(Host) The House at this hour is debating legislation that would change the way that many Vermonters receive health care coverage beginning in 2014.
The heart of the bill is a consumer marketplace exchange where individuals and all small businesses would be required to purchase their health insurance.
VPR’s Bob Kinzel reports.
(Kinzel) House Health Care Chairman Michael Fisher says the legislation will make coverage more affordable for middle-income Vermonters because they’ll be eligible for sizeable federal subsidies.
Fisher says the goal is to encourage small businesses to drop their employee coverage so that their workers can take advantage of these subsidies. He says this approach is good for employers and their employees.
(Fisher) "This is a middle class tax relief bill. It will greatly expand regular Vermonters’ ability to afford access to care. This bill gives us a new freedom for small businesses to focus on what they do best."
(Kinzel) The key issue in the daylong debate was whether or not participation in the exchange should be mandatory or voluntary. Many Republicans, like Milton Rep. Ron Hubert supported the voluntary approach.
(Hubert) "Trust me, if I find that at the end of the first year that I could save $800 by being in the exchange, I’d probably be one of the first ones there. But at the outset, one of the things that we don’t want to be is, we don’t want to be the guinea pigs."
(Kinzel) And Vergennes Rep. Gregory Clark said it was wrong to force people into the exchange.
(Clark) "Vermonters are always willing to be led to the water trough. But, man, they get irritated when they’re heads get forced into the trough."
(Kinzel) But Fisher argued that it’s essential to have a mandatory approach to have as many Vermonters as possible to take full advantage of the federal subsidies.
(Fisher) "So I appreciate the concern about not wanting to mandate and let things roll out the way they want in their own timeline. But we’re talking about significant help for Vermonters here that I don’t want to let go by."

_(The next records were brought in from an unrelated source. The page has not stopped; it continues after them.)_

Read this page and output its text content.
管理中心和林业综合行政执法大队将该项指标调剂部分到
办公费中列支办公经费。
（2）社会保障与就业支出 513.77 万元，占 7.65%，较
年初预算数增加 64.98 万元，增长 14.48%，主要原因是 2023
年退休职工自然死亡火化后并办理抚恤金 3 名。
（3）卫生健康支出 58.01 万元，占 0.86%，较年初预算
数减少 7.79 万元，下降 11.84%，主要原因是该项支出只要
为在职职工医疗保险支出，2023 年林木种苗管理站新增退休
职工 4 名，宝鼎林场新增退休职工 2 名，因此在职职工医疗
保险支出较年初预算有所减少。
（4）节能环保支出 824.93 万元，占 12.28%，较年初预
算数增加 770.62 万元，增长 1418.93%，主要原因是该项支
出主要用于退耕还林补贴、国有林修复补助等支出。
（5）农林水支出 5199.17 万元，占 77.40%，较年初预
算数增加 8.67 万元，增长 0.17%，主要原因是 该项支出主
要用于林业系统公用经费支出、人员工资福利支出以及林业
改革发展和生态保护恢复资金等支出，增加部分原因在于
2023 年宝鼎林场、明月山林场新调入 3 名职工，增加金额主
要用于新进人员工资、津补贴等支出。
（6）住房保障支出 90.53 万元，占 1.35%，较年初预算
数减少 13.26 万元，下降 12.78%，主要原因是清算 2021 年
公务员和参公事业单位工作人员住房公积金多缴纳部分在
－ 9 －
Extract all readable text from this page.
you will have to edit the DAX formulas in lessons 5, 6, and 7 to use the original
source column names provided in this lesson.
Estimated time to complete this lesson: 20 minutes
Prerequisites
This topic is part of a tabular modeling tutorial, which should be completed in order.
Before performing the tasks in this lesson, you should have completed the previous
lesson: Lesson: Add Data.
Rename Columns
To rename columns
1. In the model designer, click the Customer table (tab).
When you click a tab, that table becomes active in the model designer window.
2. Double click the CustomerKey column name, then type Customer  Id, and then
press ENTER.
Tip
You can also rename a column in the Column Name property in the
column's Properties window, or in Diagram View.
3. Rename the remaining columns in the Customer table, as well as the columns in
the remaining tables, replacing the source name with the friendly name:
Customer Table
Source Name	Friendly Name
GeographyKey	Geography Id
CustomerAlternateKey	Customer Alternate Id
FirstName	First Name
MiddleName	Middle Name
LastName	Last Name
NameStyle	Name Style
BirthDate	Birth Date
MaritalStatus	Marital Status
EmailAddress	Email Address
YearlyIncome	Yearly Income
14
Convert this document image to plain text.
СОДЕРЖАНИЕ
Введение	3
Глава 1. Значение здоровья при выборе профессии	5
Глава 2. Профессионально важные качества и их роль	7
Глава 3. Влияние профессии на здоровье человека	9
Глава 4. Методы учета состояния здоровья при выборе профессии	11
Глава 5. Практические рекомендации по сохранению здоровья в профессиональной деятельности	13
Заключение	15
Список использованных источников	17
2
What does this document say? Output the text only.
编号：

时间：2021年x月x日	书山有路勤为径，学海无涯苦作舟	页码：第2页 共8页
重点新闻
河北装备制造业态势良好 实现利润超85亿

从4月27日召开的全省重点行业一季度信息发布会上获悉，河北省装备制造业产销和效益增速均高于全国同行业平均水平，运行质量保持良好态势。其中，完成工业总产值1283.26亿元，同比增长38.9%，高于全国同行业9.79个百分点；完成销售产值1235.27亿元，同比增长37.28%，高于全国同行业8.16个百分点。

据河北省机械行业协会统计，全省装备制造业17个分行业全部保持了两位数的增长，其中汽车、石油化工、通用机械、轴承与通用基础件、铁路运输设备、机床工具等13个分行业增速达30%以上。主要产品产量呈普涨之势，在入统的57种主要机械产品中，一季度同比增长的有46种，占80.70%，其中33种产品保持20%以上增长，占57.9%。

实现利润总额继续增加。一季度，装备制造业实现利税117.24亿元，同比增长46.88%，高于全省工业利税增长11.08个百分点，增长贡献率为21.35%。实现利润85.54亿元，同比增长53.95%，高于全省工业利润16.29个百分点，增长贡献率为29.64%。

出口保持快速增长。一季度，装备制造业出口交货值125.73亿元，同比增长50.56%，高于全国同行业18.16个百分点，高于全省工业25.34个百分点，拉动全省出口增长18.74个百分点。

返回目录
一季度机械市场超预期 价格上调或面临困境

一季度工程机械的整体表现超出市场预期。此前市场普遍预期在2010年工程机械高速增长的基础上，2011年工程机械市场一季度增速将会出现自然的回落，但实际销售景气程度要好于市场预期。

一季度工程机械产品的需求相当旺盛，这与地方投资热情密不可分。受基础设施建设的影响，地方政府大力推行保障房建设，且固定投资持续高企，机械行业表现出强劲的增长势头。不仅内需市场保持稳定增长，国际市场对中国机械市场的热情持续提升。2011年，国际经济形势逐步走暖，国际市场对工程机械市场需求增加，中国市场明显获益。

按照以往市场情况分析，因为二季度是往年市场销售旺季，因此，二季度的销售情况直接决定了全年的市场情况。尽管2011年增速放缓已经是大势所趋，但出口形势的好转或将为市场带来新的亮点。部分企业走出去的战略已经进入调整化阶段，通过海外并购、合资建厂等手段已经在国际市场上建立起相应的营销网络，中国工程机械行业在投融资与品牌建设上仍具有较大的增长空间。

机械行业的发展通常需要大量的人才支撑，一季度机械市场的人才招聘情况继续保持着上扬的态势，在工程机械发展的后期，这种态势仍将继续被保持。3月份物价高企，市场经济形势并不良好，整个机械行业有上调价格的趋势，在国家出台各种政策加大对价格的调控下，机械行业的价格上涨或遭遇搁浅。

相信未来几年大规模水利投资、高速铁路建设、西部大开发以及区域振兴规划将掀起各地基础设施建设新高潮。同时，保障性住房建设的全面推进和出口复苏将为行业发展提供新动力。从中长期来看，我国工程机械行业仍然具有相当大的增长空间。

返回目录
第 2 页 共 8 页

(Kinzel) And Barre City Rep. Paul Poirier said the new system would have the best chance for success if participation in the exchange is mandatory.
(Poirier) "The worst thing we can do for health care reform, Mr. Speaker, is to create a system that we’re setting up to fail. And that’s why I believe we need to all be in."
(Kinzel) The voluntary approach was rejected by a vote of 80-57.